There were heated exchanges at the first meeting of the newly elected Laois County Council when a Fianna Fáil/Fine Gael coalition froze out poll-topping Sinn Féin and independent councillors.
Civil War politics was replaced by a new split as the major parties circled the wagons to keep the main appointments for themselves. With the independent amalgamation falling one person short of the required seven to operate a grouping system, and ensure representation, the new coalition was able to rubber stamp nominations to positions without the need for a vote.
Fine Gael did not nominate a candidate for the position of Cathaoirleach and instead voted for Fianna Fáil’s Cllr John Joe Fenelly who defeated Cllr Brendan Phelan by 13 votes to six. Fianna Fáil’s Cllr Catherine Fitzgerald was elected as leas-cathaoirleach, defeating Cllr Caroline Dwane Stanley along similar lines.
Prior to the vote, Cllr Dwane Stanley said there were 91 positions to be filled and she asked that their mandate be recognised and the positions be “divvied out on proportionality and divvied out fairly”.
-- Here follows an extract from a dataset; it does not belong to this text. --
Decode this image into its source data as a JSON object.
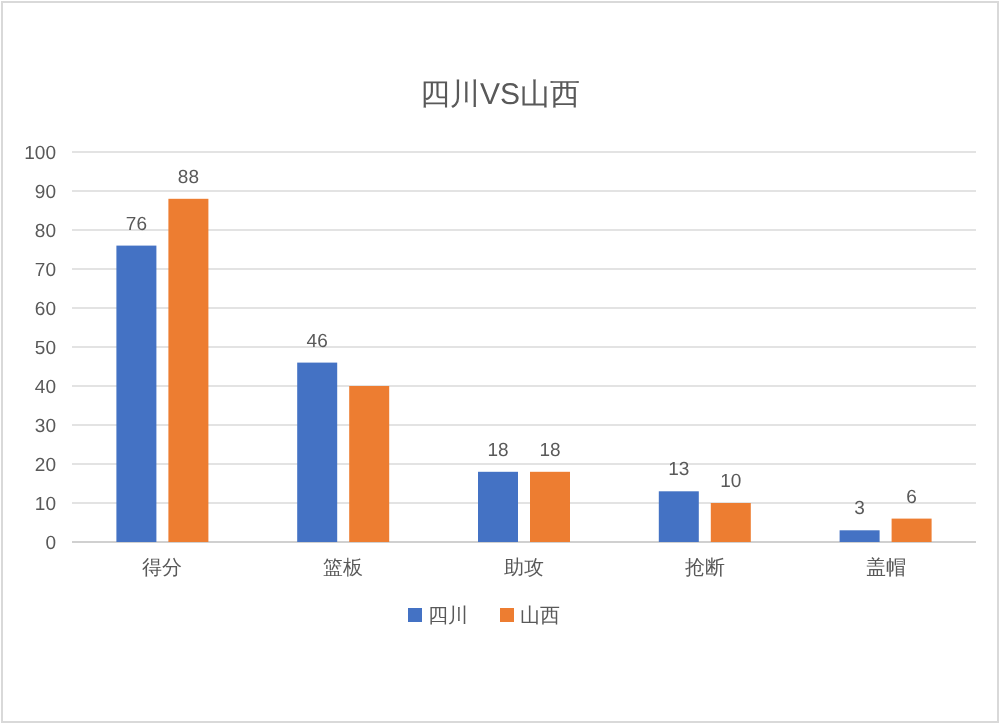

While proposing Cllr Brendan Phelan for cathaoirleach, Cllr Noel Tuohy said: “We are looking at the end of the Civil War politics and I am absolutely amazed and delighted to see that Fianna Fáil and Fine Gael are at last reunited.”
On the election of Cllr Fennelly to the highest office in the county, Cllr Phelan wished him well and described him as a “very honourable and decent person”.
However, he took issue with the message of “providing stability” which he said was being put forward by his former party, Fianna Fáil. He said this was at odds with the message he received on the doorsteps from people facing difficulties. He said people did not want stability, they wanted decisions reversed such as the removal of discretionary medical cards, cuts in mobility allowance, and also information on water charges.
He said he had spoken to Cllr Willie Aird at the count and he had told him that people said to him that they were giving him a personal vote but were “not happy with the performance of the government”.
He also raised the issue of the hospital in Abbeyleix and asked if the councillors were prepared to stand behind the campaign to keep it open.
Cllr Aird said he was not willing to enter into a debate on the remarks that were passed, on the occasion of the election of the cathaoirleach. However, he described Cllr Phelan as a “bitter man” adding “we will have another day”.
There were heated exchanges shortly after when Cllr Phelan challenged the coalition stranglehold on committee appointments. Aidan Mullins had been nominated as one of three elected representatives to serve on the board of Portarlington Leisure Centre. His nomination as well as that of Cllr Noel Tuohy for the Portlaoise Leisure Centre committee fell on deaf ears as the majority grouping’s candidates were appointed. Cllrs Paschal McEvoy, Padraig Fleming and Tom Mulhall were appointed to the Portarlington Leisure Centre while Cllrs Aird, Jerry Lodge and Catherine Fitzgerald were appointed to the board of Portlaoise Leisure Centre.
Cllr Phelan asked was it not possible for them to consider local people for the positions as there “was no financial reward” involved. “You should consider people from the area who have a contribution to make. Most of those people got a good vote and exceeded the quota,” he said.
Cllr Aird took exception to this and said he had attended over 20 meetings in Dublin “to try and secure funding” for the Portlaoise Leisure Centre before its development. “It is a bit rich to come in and challenge the names we have put forward,” Cllr Aird said.
There are roughly three groupings on the council, Cllr Phelan said, and he suggested that some of those people should be considered. “I am not questioning the contribution of anybody,” he said.
Cllr James Kelly said they would have to accept the democratic process but quoted William Jennings Bryan on the right minority later becoming the majority.